Algumas Etapas da vida.

Às vezes simulamos situações, simulamos uma realidade que foge muitas vezes à compreensão até mesmo nossa. Existem histórias ou fatos de uma vida inteira, cujo roteiro não se pode escrever em um curto resumo ' Numas poucas palavras '  Porque fica sempre alguma coisa a mais para ser acrescida, também outras que jamais serão ditas. Porque a vida é um mistério e o mais gostoso da vida são os seus segredos mágicos, os sonhos, as ilusões alimentadas que nos servem de alento para quando os dias forem carrascos.

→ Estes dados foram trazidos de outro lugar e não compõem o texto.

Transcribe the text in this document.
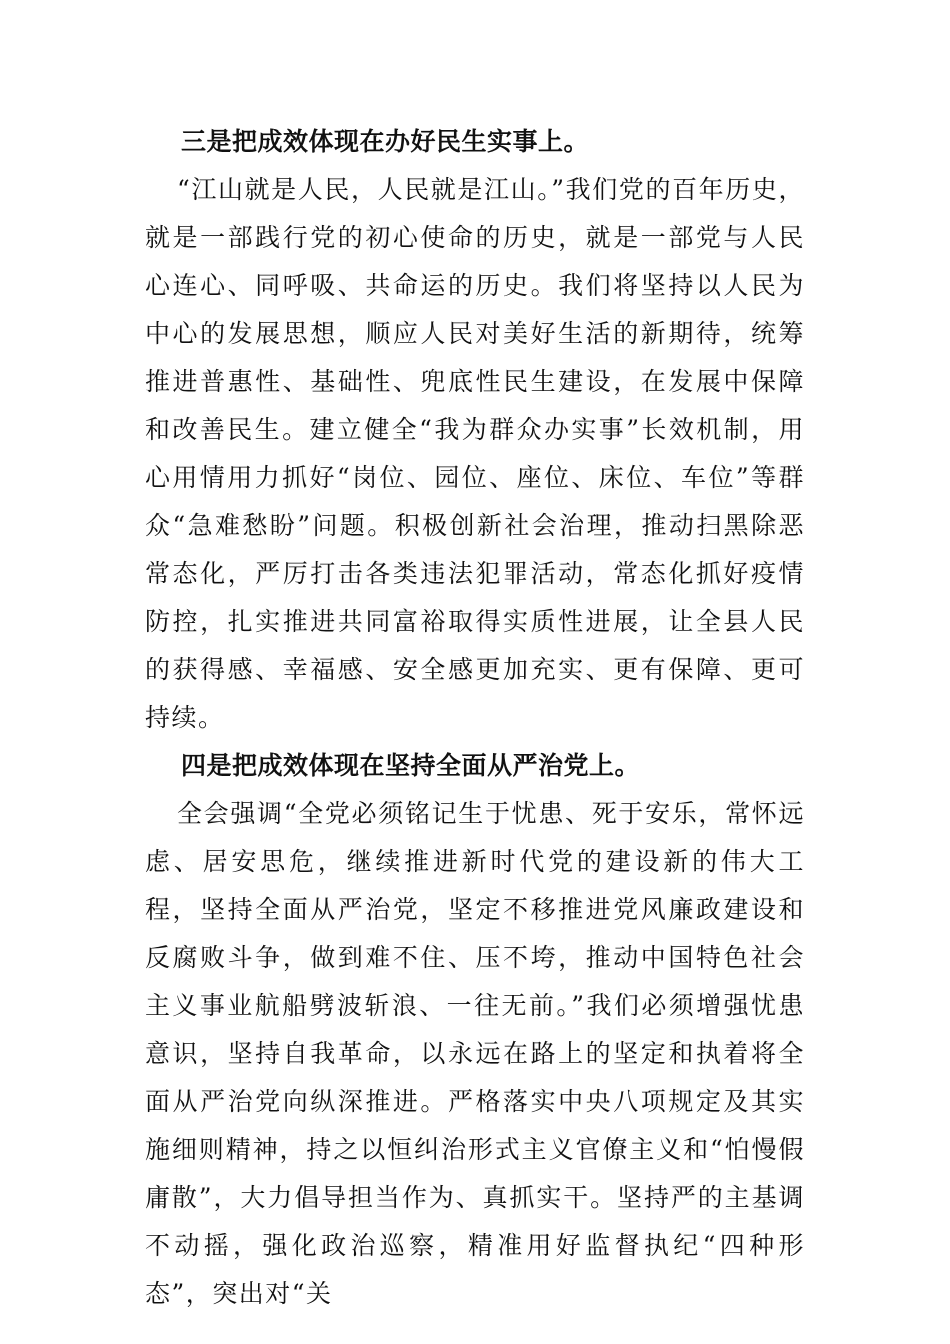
三是把成效体现在办好民生实事上。

“江山就是人民，人民就是江山。”我们党的百年历史，就是一部践行党的初心使命的历史，就是一部党与人民心连心、同呼吸、共命运的历史。我们将坚持以人民为中心的发展思想，顺应人民对美好生活的新期待，统筹推进普惠性、基础性、兜底性民生建设，在发展中保障和改善民生。建立健全“我为群众办实事”长效机制，用心用情用力抓好“岗位、园位、座位、床位、车位”等群众“急难愁盼”问题。积极创新社会治理，推动扫黑除恶常态化，严厉打击各类违法犯罪活动，常态化抓好疫情防控，扎实推进共同富裕取得实质性进展，让全县人民的获得感、幸福感、安全感更加充实、更有保障、更可持续。

四是把成效体现在坚持全面从严治党上。

全会强调“全党必须铭记生于忧患、死于安乐，常怀远虑、居安思危，继续推进新时代党的建设新的伟大工程，坚持全面从严治党，坚定不移推进党风廉政建设和反腐败斗争，做到难不住、压不垮，推动中国特色社会主义事业航船劈波斩浪、一往无前。”我们必须增强忧患意识，坚持自我革命，以永远在路上的坚定和执着将全面从严治党向纵深推进。严格落实中央八项规定及其实施细则精神，持之以恒纠治形式主义官僚主义和“怕慢假庸散”，大力倡导担当作为、真抓实干。坚持严的主基调不动摇，强化政治巡察，精准用好监督执纪“四种形态”，突出对“关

Naquela manhã... 'Tudo começou dando errado logo cedo, quando o despertador não funcionou, ela estava se preparando para a grande viagem, esqueceu que não o programou para tocar nos finais de semana. Sabia o tanto que haveria de apressar-se.  Assim passou o resto do dia resolvendo os últimos detalhes de sua agenda particular, porque na rotina do seu trabalho não lhe sobrava muito tempo para si mesma, a não ser uma vez e outra entrar no pc e trocar algumas mensagens, ou escrever algo que não pudesse calar dentro da sua inquietante alma. 

Estava preocupada, para que de nada esquecesse, porque era a sua última estadia naquela pousada que ela havia alugado nos dois últimos meses, desde que decidiu ir embora de vez daquele lugar. Naquela manhã, finalizando tudo, ela saiu para comprar algumas pequenas lembranças para aqueles parentes e amigos que nunca haviam saído dos seus pensamentos. Algumas vezes quando estava sozinha no seu jeito reservada e solitária, se perguntava; - Como estarão depois de tantos anos? Até poderia tê-los visto pelo note, através da tecnologia atual, tantos recursos, mas não. Ela preferiu esperar o dia de sua volta, para olhar nos olhos de cada um deles.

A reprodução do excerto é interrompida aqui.